她拿指头点着膝盖,一下一下,脑子里飞快盘算。
“你得先正名。”她抬眼看薛默,语气笃定。
“什么?”
“你有才学。你爹是秀才,在城里教了十几年书,他的学生里头总有考中举人的吧?”
薛默怔了一下,点头:“有。李举人和张举人都是我爹的学生,如今也在城南教书……”
“这就是你的底气。”夏昭垚坐直身子,“何文郎如今连个秀才都不是,他靠什么在外头撑面子?靠诗。可那些诗谁写的?你写的。”
薛默嘴唇动了动,没接话。
“你有了名声,好多事就好办了。到时候你说什么,人家才肯信。”夏昭垚说得笃定,“一个有才有名的女先生,和一个'疯妇'——旁人会信哪个?”
薛默沉默良久。
道理她都明白。可名声这东西,哪里是一朝一夕能挣来的?
夏昭垚像是看穿她的心思,忽然话锋一转:“这些日子你先住我铺子里。”
“铺子?”
“对。住我这儿离何家太近,容易暴露,而且铺子里头人多,又都是女的,便是被发现了他们也奈何不了你什么。”夏昭垚说着站起身,去厨房给她倒了碗温水,“而且我正好有事想请你帮忙。”
薛默双手捧着碗,指尖还在微微发抖。
“我新做了一道橙子奶绿,想请人写些诗词,做成竹签子随茶附赠。”夏昭垚坐回来,语气轻松,像在聊一桩寻常买卖,“你写十首,我按一首三百文的价给你,十首一共三贯。”
薛默眨了眨眼。
三贯。
这个数字让她有一瞬间的恍惚。她替何文郎写了多少年诗?一文钱没见着,换来的只有拳头。
如今有人告诉她,你的诗值钱。
一首三百文。
薛默的鼻子又酸了,可她使劲忍住,只是点头。
“好。”
嗓子还是哑的,但这个“好”字比方才的任何一句话都稳当。
夏昭垚笑了一下:“那今晚先歇着,你慢慢写不着急。”
薛默却已经坐不住了。
“有纸笔吗?我现在就想写。”
夏昭垚一怔,随即乐了:“有有有,我给你找。”
这一夜,薛默点着一盏油灯,伏在夏昭垚家矮桌上写了大半宿。
她写字的时候整个人像变了一个模样,肿着的眼睛不再闪躲,执笔的手稳得出奇,落笔如风行水上,干净利落。

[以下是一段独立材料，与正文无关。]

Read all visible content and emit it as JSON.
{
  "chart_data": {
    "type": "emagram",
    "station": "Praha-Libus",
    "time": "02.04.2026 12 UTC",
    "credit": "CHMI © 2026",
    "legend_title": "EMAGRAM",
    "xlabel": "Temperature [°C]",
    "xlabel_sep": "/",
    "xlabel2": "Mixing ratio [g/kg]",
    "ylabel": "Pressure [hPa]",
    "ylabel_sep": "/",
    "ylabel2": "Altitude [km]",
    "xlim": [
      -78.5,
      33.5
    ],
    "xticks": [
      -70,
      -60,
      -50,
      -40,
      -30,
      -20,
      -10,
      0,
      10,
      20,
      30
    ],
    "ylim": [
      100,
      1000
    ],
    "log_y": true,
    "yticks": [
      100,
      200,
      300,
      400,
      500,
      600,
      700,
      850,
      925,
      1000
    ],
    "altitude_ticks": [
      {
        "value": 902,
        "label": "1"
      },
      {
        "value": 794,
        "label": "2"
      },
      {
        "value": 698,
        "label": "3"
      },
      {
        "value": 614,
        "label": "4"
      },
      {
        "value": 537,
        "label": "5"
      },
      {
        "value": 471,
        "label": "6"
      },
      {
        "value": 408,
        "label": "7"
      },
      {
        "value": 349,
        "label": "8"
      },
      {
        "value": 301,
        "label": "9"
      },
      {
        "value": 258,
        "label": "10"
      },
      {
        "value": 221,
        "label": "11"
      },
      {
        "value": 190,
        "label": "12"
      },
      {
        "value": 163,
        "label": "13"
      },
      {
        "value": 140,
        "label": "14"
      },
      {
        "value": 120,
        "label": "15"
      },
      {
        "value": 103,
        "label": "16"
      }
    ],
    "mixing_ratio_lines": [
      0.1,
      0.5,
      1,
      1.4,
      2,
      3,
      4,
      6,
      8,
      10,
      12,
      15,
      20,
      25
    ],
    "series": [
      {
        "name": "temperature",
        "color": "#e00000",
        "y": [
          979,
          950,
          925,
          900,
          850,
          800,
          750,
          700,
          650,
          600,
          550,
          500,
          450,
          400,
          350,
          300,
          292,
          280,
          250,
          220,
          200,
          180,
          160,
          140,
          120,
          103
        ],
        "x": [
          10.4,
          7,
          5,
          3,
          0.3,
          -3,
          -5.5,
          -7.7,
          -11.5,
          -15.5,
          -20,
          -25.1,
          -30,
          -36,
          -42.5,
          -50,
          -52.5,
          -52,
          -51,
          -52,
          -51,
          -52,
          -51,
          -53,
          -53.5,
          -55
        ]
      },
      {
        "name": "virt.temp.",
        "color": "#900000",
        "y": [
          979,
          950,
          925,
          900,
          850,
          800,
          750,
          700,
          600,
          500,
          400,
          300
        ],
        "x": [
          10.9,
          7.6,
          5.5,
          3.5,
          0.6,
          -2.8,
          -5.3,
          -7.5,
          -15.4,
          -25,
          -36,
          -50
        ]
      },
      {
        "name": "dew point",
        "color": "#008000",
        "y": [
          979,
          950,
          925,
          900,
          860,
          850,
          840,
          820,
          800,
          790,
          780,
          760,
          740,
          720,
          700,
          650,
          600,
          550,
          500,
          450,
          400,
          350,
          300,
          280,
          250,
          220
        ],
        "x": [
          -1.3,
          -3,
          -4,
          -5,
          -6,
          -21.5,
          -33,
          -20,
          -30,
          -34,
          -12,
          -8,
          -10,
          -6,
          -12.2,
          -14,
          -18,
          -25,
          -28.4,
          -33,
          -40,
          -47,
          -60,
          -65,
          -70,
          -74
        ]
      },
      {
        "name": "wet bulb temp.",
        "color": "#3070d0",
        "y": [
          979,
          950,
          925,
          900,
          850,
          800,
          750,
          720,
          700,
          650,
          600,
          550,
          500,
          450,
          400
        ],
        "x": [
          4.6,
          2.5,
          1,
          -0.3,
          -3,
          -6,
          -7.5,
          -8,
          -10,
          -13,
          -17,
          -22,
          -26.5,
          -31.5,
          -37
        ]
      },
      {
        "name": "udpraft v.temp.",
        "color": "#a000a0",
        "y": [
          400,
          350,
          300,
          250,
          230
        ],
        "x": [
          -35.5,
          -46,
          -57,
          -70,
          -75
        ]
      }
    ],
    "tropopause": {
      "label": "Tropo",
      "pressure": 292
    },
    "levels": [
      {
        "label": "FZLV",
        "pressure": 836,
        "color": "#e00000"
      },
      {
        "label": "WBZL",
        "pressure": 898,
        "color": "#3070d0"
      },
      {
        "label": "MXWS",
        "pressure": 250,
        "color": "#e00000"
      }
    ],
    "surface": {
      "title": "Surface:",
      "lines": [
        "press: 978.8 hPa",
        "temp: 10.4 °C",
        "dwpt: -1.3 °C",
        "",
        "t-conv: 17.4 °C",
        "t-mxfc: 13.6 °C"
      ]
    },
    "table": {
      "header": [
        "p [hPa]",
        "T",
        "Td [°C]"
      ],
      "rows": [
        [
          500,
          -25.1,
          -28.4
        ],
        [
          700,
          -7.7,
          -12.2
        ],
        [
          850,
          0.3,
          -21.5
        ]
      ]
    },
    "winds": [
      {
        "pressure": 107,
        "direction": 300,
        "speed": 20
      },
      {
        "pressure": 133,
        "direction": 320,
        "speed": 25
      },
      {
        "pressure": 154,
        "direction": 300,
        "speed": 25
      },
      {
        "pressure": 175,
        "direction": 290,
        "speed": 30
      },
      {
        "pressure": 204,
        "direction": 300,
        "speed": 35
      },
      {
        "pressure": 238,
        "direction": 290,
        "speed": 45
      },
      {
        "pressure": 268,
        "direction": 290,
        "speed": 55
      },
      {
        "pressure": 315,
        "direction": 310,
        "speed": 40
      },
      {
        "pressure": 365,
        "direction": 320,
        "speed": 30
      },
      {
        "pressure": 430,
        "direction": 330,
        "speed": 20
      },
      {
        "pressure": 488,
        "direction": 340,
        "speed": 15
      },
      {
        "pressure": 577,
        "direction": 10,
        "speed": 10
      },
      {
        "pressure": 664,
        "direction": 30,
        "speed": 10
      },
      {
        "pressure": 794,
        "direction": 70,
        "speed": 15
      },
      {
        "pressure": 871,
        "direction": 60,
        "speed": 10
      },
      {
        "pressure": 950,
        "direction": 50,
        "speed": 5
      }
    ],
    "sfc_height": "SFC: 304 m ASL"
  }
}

嘴角破了的口子因为反复抿嘴斟酌字句而又裂开,渗出一点血珠。她浑然不觉。
天边刚泛起鱼肚白,薛默搁下笔。
十张笺纸摊开在桌面上,墨迹新鲜,尚带湿气。
夏昭垚刚起身就看见了这一幕,薛默趴在桌沿睡着了,手边整整齐齐码着写好的诗稿。
她轻手轻脚走过去,拿起最上面一张。
“露剥金橙碎玉浆,春茶浮乳透瓷香。宋街闲坐风檐下,一盏清甘消昼长。”
夏昭垚看得眼睛发亮。
再翻下一首。
“晚街灯火烘茶肆,橙韵悠悠。碧乳柔柔,一盏新香解客愁,醉了闲游。风满层楼,胜却江南万斛酬。”
好家伙。
她一首一首看下去,越看越惊。
这些诗词清丽婉转、余韵悠长,既有闲适雅趣又不故作高深,寥寥数笔就把一杯奶茶写活了,也没有那种文人惯有的酸腐气,读来口齿生香,恰到好处。
夏昭垚小心翼翼把诗稿收好,心里已经开始盘算。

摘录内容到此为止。